Stress Corrosion Cracking (SCC) is an insidious, complex phenomenon that can be influenced by numerous factors such as pipeline age, steel microstructure and mechanical properties, environment, manufacturing and/or installation-induced stresses, coating type, degradation levels and disbondment, cathodic protection history, soil resistivity, redox potential, and anaerobic activity, to name a few. The availability of current and historical data, sources and format can vary greatly from one pipeline to another, even within the same company. An additional challenge is posed by the several mechanisms that can be found acting individually or concomitantly – along the pipeline and throughout time – as well as the fact that the modelling of some of those mechanisms remains controversial.
A hindrance to the successful implementation of a Crack Management Program, SCC susceptibility assessments have traditionally been considered costly sophisticated analyses that demand a considerable amount of manual labor and expert judgement.

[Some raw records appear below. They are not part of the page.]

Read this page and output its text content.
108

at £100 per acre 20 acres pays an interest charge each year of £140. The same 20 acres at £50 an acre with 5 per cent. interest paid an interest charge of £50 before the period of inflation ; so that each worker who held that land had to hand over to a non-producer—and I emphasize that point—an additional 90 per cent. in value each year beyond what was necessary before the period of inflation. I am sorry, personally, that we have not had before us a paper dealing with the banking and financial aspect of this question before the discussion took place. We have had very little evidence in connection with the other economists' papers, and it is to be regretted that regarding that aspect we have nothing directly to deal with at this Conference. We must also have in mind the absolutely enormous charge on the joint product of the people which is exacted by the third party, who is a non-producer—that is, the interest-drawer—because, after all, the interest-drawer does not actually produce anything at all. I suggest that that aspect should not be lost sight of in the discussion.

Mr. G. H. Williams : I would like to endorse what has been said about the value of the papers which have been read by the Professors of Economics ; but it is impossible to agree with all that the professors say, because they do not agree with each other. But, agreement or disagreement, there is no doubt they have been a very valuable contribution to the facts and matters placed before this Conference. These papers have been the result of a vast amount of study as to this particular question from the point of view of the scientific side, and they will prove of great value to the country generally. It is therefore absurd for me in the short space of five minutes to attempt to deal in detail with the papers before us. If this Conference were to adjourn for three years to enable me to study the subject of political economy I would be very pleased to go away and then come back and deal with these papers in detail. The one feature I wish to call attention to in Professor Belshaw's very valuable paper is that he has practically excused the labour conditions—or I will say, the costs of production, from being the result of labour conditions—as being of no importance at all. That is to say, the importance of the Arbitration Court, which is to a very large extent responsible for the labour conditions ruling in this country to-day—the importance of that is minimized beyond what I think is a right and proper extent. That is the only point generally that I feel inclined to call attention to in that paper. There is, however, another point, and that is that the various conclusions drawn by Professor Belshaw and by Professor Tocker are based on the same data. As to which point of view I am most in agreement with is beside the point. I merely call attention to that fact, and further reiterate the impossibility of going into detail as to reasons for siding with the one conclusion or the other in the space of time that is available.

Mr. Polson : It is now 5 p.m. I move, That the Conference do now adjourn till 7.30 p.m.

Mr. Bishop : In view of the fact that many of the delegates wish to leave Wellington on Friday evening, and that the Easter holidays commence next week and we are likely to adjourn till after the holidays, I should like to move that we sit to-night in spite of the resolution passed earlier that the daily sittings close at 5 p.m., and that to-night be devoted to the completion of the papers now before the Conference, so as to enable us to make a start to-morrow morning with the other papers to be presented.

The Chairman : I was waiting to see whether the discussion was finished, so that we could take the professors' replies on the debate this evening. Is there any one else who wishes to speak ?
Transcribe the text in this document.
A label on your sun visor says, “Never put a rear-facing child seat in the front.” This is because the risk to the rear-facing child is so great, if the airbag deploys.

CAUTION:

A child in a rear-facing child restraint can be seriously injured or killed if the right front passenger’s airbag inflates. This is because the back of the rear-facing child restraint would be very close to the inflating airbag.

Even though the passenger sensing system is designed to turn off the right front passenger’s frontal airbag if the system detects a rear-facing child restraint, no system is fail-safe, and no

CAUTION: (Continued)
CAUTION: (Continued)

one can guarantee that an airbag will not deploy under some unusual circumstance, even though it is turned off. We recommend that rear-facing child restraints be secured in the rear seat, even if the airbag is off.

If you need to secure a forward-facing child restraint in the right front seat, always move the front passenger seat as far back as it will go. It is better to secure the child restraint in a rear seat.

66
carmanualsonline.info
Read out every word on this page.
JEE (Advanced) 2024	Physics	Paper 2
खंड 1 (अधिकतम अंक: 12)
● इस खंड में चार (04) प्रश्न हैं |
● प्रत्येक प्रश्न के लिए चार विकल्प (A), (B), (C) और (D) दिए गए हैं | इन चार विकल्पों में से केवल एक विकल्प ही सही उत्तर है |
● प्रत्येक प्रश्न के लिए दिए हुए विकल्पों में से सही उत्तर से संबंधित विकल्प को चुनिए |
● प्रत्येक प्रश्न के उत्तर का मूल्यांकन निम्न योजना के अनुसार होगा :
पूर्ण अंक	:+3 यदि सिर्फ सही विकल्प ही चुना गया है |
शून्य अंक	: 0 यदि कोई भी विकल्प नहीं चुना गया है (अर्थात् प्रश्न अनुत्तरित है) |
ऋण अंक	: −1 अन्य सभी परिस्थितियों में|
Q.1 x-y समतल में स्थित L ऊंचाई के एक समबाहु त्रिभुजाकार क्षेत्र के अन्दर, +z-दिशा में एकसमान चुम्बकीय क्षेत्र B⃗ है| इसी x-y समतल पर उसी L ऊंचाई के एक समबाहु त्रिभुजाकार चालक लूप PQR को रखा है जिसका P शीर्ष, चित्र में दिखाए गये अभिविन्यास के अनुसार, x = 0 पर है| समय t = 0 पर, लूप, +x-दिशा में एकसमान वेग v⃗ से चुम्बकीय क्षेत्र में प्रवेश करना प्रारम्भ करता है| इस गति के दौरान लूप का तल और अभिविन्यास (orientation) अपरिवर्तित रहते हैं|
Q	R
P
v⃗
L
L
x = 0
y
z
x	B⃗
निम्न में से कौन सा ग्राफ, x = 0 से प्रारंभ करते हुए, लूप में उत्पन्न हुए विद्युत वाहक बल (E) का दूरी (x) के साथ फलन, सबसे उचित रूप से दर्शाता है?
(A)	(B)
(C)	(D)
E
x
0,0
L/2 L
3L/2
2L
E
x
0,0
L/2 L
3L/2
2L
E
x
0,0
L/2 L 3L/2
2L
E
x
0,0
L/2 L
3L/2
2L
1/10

This paper presents an adaptive pipeline data and integrity management platform, called NIMA, which can be used to facilitate the data mining/integration and to execute integrity management processes. To illustrate the framework capabilities, the SCC susceptibility of three pipelines, with different datasets, is analyzed and prioritized through the customizable, built-in library of integrity management technical templates. The assessment of the most critical pipeline is then refined, through input of additional ILI data and modifications to the graphic interface and model algorithms. At both stages, the framework not only expedites the process, but also provides evidential documentation and guarantees the assessments’ reproducibility.